I stared at the five-story building. No lights blossomed. Either he’d entered a back apartment, or he was visiting someone whose lamps were already turned on—possibly someone who expected him.
“What now?” Paolina breathed.
I pulled into a slot three quarters of the way down the block, in a no-parking zone. Across the street, a wire fence drooped around an abandoned playing field.
“We wait,” I said. “He could be dropping off something on his way home. Paperwork.”
I didn’t think so. IWP’s clientele might own some of the surrounding tenements, but I doubted they’d live here, in a poor, ethnically diverse, racially tense enclave.
We waited almost an hour. He didn’t come out. Paolina yawned with increasing frequency. “I’m going to need to go to the bathroom soon,” she announced.

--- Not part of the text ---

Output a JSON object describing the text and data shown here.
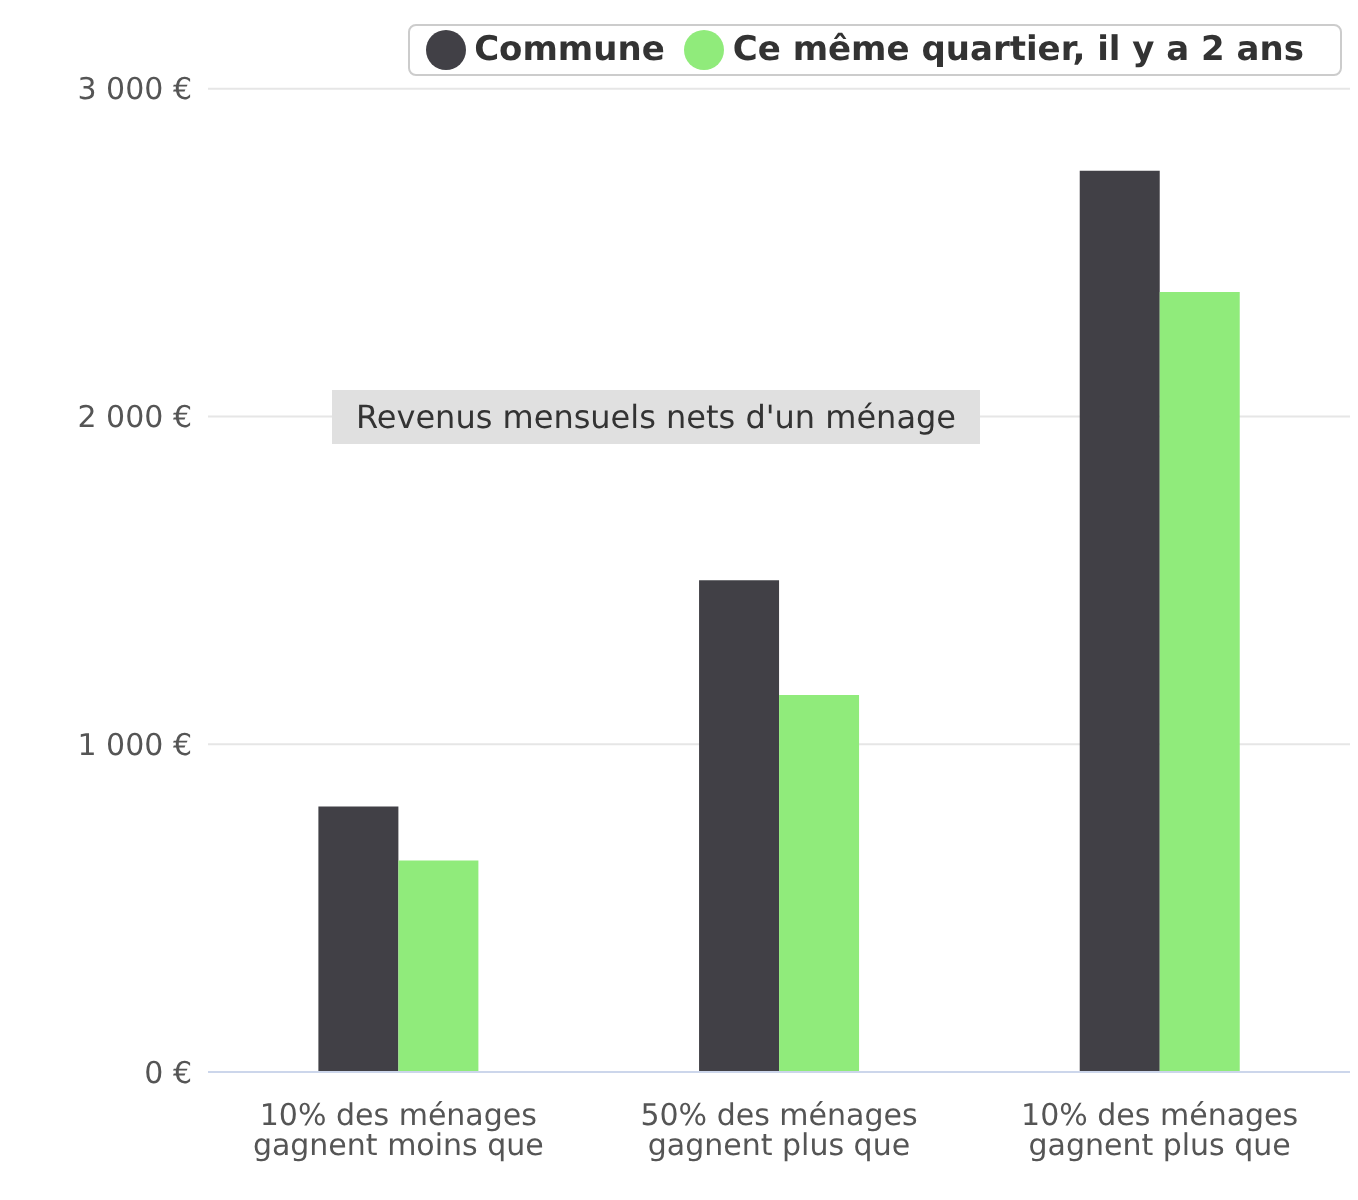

“Keep your door locked,” I or
dered her. “I’ll be right back.”
I walked purposefully down the block, ducked quickly into the apartment’s vestibule, wrote down all the names as they appeared on a row of rusty metal mailboxes. One—Savannah Cates—caught my eye. The rest were men’s names. Or initials. Or Mr. and Mrs. So-and-so.

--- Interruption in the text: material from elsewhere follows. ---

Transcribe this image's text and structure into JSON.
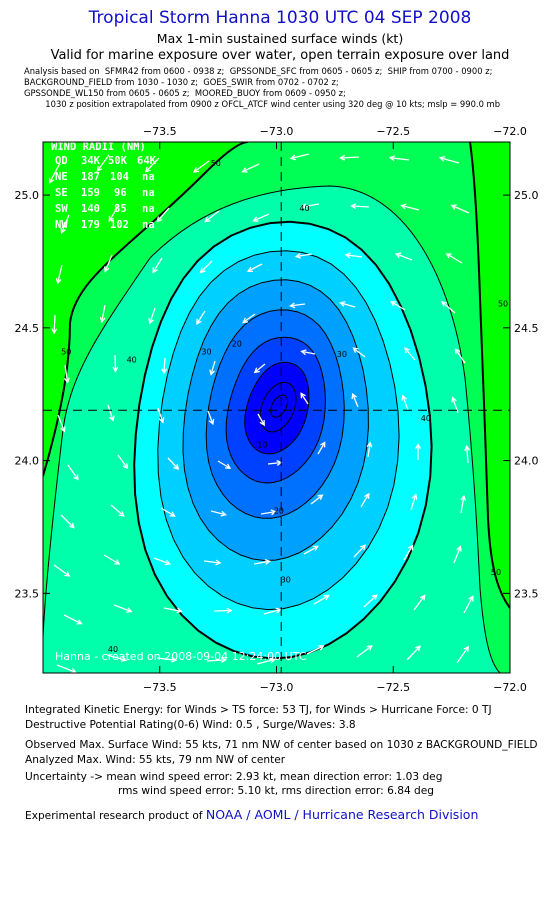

Savannah. I flashed on exotic eyes, tilted eyebrows, an engaging smile. Mooney hadn’t been so far off base after all. Harold Woodrow had met a woman at the hospital. Not Tina Sukhia, but Savannah Cates, Muir’s young receptionist …
I drove my little sister home to her suitcase full of crumpled clothes, and held her hand till she fell asleep in the guest room.
I had my shirt halfway over my head, getting ready for my own bedtime, when the phone rang.
Mooney must have found Emily. I grabbed it.
Roz.
“You get my messages?” she hissed.
“Haven’t had a minute.”
“Dammit, I don’t know how much longer I can keep him here.”
“Calm down. Where are you?”
“South Station. At the oyster bar.”
“Where’s old Paco headed?”
“One-way, New York.”
“Keep him there.”
“Carlotta—”
“I have every confidence in you, Roz.”
“Just get here.”
“Half an hour,” I said. “Bye.”
29
I lied. It took me almost an hour, what with changing clothes, waking Paolina, dialing Gloria, making sure Paolina felt okay about staying home alone, assuring her that Gloria was a phone call away.
Oh, and I had to run back upstairs to get the nicely altered passport Paco had been civil enough to drop.
As I drove, I found myself peering down empty cross streets, checking the surroundings the way I used to when I was a cop on patrol. Searching the black-and-white shadows for Emily Woodrow. Wishing I knew her haunts, knew exactly where to focus. Hoping I’d find her before Mooney. Or she’d find me.
Had she killed Tina?
Had Tina killed Rebecca?
Was that what it was all about—an eye for an eye?
Or had a third party killed both Tina and Emily? Tina, for what she knew about Rebecca’s death; Emily, because she’d learned the secret from Tina.
I blared an old Taj Mahal tape full volume. The music filled my head, answered no questions.